Politika ekspres
- Type: Daily newspaper
- Format: Tabloid
- Owner: NIP Politika
- Founded: 1963; 62 years ago
- Political alignment: Populism Pro-Milošević (after 1986)
- Website: www.politika-ekspres.net

= Politika Ekspres =

Yugoslav and Serbian newspaper

Politika ekspres (Политика експрес) was a Yugoslav and Serbian daily newspaper, published in Belgrade by Politika AD from 1963 until 2005.

Known colloquially as Ekspres and started in 1963 as an evening paper meant to compete with Večernje novosti, it arrived on the market as the fourth Belgrade daily. After initial difficulties it eventually managed to build a sizable readership, so that by the early 1980s it achieved a daily circulation in excess of 200,000 copies.

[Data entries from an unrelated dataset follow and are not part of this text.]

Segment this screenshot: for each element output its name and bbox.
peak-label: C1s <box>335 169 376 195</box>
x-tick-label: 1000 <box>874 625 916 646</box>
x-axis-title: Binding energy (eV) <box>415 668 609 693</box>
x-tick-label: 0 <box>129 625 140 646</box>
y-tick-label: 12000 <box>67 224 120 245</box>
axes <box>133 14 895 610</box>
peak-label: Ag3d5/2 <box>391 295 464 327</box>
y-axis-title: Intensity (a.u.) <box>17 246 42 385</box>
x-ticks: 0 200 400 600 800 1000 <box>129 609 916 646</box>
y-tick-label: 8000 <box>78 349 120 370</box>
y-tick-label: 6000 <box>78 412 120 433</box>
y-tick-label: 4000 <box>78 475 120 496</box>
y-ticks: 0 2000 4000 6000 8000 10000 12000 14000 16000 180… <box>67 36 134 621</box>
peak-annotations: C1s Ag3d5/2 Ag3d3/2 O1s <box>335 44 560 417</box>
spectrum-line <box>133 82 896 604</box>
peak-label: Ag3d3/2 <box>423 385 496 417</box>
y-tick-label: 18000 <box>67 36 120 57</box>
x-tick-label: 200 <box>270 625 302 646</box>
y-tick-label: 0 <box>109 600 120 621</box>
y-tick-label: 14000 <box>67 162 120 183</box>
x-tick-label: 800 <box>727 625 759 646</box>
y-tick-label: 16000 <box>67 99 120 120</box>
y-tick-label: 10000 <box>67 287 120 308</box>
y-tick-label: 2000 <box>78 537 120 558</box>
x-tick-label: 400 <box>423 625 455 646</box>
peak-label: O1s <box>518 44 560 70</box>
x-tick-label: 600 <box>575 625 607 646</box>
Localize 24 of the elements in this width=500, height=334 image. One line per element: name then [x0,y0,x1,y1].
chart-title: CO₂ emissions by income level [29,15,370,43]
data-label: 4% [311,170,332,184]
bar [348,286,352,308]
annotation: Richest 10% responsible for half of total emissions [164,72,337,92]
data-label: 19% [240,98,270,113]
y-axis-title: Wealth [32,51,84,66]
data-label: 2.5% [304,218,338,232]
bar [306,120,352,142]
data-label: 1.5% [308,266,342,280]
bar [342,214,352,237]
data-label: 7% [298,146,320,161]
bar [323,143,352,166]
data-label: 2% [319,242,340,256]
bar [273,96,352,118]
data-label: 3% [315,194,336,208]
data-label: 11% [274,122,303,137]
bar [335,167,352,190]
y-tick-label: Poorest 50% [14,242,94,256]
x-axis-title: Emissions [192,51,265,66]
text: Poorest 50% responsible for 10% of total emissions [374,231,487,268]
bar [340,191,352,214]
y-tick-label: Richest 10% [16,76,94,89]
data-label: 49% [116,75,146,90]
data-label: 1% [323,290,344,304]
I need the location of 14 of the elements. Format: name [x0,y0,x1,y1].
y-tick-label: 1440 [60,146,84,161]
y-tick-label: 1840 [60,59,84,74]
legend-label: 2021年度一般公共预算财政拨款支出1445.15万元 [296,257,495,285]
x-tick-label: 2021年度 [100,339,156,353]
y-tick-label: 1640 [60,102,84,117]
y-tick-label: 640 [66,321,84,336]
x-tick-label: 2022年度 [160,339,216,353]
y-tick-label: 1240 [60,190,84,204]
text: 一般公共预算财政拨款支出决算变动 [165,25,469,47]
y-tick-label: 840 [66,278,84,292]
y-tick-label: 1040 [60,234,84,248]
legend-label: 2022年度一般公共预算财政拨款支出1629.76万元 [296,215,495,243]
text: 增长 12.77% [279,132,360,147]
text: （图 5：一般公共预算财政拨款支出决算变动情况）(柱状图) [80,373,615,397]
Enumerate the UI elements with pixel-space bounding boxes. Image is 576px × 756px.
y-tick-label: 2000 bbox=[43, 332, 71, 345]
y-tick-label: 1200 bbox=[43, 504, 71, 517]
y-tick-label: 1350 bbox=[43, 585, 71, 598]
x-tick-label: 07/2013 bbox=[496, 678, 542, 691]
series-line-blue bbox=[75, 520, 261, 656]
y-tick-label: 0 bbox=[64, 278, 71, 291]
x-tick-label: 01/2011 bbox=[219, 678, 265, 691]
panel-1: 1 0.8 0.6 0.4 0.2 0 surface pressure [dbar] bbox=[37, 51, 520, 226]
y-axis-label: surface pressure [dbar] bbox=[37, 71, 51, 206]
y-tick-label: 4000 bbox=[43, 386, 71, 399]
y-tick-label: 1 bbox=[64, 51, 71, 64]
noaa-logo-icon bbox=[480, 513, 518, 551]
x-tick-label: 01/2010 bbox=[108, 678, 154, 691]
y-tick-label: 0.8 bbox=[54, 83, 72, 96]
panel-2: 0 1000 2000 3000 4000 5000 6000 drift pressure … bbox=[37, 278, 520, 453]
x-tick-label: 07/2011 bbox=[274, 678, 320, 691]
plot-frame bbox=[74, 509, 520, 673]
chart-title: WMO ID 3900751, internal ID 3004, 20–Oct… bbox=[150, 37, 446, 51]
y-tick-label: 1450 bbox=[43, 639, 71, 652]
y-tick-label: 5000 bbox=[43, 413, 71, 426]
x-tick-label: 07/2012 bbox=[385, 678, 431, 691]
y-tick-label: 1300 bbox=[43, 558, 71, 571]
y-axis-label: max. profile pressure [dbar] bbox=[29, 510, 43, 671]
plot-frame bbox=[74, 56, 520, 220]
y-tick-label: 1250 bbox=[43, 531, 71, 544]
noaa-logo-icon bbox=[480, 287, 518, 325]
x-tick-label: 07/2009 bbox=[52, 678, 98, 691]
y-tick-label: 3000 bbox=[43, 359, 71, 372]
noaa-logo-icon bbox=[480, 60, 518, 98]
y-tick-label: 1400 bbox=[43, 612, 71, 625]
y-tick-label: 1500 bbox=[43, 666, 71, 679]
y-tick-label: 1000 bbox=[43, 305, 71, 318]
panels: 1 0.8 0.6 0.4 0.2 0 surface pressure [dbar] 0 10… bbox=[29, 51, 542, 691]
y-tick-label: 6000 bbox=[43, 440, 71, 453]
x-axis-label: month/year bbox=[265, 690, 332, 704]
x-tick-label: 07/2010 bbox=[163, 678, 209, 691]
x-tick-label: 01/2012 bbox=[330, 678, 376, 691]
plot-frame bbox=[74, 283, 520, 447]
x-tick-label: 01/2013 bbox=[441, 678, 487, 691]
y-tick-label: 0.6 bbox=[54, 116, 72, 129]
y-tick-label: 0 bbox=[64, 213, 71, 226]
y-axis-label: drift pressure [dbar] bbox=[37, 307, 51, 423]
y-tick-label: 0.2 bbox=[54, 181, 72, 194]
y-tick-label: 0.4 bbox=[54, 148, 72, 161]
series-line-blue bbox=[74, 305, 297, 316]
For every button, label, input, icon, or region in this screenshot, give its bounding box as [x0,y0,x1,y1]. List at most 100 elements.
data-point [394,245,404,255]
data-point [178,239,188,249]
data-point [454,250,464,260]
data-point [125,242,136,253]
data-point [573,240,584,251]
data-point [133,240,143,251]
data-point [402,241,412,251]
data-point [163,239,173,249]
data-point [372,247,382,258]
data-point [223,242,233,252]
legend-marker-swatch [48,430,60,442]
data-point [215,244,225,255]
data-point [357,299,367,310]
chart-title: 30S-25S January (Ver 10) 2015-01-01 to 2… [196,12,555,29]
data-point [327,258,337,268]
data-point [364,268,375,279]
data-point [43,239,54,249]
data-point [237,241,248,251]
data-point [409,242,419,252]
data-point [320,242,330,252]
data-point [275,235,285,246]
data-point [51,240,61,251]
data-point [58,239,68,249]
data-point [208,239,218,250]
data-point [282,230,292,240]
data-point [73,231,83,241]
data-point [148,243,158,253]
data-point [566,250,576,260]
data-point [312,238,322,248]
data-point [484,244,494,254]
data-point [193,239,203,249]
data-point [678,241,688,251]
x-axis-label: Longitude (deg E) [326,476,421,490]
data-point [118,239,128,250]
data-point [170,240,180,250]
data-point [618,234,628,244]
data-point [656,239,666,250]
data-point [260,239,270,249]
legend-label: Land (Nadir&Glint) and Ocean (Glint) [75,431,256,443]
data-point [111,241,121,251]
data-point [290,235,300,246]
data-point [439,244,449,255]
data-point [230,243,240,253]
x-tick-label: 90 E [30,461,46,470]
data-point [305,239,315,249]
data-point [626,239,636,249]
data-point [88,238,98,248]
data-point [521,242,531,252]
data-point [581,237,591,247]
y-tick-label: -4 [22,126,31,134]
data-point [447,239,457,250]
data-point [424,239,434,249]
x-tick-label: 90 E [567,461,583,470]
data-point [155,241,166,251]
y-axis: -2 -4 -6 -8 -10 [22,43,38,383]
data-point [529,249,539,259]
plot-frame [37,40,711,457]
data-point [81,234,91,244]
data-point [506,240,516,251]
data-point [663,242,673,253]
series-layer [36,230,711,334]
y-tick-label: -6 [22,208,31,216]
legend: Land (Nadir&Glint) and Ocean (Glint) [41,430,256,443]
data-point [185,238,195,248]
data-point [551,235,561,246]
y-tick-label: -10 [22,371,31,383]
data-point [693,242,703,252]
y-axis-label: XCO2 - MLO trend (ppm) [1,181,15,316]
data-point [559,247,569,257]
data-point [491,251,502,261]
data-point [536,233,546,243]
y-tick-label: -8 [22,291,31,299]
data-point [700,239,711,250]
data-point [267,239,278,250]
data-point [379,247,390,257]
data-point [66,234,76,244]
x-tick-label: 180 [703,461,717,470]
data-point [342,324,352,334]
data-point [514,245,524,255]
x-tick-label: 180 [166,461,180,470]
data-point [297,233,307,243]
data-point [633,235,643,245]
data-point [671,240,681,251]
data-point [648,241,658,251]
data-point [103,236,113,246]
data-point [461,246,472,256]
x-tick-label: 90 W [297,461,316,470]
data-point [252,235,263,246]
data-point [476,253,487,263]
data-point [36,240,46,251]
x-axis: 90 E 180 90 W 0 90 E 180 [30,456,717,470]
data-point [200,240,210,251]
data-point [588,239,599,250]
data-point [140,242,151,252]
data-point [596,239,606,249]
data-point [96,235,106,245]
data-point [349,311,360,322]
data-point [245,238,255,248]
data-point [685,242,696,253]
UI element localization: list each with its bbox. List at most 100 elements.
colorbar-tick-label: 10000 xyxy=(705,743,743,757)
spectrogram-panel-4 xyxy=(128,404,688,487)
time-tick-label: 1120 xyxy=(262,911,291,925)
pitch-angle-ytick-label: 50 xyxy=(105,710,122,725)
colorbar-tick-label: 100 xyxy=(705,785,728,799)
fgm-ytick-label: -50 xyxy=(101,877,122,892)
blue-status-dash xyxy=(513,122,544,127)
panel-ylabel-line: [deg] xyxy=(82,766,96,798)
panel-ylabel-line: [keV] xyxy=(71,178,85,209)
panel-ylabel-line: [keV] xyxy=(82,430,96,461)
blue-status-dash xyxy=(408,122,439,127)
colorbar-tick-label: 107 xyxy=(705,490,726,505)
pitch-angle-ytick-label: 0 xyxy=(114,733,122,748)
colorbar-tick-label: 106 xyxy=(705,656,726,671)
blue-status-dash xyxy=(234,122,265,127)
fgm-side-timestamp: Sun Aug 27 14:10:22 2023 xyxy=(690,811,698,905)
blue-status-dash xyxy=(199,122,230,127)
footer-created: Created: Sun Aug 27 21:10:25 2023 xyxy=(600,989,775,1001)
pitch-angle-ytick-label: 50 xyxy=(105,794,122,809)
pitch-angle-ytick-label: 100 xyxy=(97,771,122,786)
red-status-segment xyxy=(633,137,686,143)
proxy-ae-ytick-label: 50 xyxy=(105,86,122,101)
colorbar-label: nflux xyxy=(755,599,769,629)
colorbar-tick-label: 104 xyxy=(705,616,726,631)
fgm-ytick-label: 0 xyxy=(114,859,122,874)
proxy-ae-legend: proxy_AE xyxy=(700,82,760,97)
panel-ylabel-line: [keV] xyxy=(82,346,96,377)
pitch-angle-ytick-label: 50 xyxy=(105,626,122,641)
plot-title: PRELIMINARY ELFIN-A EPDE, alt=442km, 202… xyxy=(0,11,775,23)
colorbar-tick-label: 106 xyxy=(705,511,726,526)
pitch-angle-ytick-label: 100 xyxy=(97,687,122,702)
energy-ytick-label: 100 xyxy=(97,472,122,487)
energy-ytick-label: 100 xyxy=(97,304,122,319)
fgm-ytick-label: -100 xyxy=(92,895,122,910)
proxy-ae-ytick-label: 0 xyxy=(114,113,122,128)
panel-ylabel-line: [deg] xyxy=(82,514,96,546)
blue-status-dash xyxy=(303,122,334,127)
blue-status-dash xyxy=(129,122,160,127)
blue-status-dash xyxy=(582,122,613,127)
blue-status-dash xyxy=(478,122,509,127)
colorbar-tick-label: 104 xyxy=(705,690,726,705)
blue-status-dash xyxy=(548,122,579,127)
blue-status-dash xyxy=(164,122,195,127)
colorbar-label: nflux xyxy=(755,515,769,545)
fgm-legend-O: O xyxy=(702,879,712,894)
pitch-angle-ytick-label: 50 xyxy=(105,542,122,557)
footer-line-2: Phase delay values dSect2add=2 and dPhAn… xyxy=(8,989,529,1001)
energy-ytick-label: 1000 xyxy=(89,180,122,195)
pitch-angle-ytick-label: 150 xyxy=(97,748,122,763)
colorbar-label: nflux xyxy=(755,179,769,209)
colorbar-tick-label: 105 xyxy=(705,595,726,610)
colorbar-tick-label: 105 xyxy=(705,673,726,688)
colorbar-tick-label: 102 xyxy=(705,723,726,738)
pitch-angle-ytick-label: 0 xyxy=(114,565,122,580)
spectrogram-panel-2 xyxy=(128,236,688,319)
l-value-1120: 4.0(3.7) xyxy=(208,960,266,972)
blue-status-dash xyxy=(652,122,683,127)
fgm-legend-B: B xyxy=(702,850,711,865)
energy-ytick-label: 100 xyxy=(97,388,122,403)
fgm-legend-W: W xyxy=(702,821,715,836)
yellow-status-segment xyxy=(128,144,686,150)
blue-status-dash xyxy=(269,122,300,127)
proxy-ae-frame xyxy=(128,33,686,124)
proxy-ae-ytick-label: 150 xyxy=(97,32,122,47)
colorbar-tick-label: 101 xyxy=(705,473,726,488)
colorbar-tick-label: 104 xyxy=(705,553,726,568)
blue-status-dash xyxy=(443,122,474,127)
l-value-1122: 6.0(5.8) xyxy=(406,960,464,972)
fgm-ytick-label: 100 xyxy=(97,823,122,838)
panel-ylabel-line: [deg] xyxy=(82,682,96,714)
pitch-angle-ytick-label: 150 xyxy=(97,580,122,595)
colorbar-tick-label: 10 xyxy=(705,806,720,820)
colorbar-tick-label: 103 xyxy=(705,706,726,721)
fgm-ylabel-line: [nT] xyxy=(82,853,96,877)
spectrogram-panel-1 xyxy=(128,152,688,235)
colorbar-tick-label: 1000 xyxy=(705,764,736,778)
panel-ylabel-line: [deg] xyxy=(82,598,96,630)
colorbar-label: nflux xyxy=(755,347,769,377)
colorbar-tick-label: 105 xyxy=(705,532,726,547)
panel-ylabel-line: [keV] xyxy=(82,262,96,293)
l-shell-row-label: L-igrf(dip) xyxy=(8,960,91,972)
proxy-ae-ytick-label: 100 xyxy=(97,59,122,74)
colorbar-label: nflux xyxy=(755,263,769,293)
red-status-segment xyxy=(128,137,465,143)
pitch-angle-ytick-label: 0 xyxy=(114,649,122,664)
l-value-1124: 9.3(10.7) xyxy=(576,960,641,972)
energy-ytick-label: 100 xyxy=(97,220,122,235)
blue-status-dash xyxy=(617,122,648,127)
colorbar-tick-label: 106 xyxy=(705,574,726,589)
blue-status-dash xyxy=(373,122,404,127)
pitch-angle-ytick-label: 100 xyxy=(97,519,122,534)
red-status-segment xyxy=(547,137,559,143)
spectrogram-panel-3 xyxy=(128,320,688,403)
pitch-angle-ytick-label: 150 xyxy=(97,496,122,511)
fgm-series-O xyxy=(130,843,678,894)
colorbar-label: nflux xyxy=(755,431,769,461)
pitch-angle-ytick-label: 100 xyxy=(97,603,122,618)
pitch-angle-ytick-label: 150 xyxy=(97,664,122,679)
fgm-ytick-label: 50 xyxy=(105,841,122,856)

With the disintegration of SFR Yugoslavia followed by wars, the UN trade embargo, and the resulting severe financial crisis that hit Serbia, Ekspres circulation nosedived.

In 1999, during NATO's bombardment of Serbia, the paper became the centerpiece of controversy due to a commentary published in the April 5, 1999 issue titled "Ćuruvija dočekao bombe" (Ćuruvija Greeted the Bombs) about a prominent journalist Slavko Ćuruvija. Ćuruvija was essentially accused of being happy about the fact that Serbia suffers daily NATO air raids. The piece was even referenced on RTS television's (Serbian state TV, also firmly under Milošević's control at the time) central evening newscast Dnevnik 2 on April 4, the night before the issue went to news stands. When Ćuruvija got assassinated six days later on April 11, 1999, many pointed to the article and its mention in the newscast as part of groundwork for the murder, meant to dehumanize Ćuruvija and desensitize the public to the news of his impending death. Widely held view is that Milošević's wife Mira Marković ordered both the article and Ćuruvija's subsequent murder.

With its reputation severely tarnished, the paper continued after the October 2000 regime change, but its financial prospects looked very bleak.

In 2004, one last attempt to resurrect it occurred after Politika AD and WAZ-Mediengruppe formed a 50-50 joint venture. Ekspres got a visual makeover, but it still couldn't keep up and eventually folded in early 2005.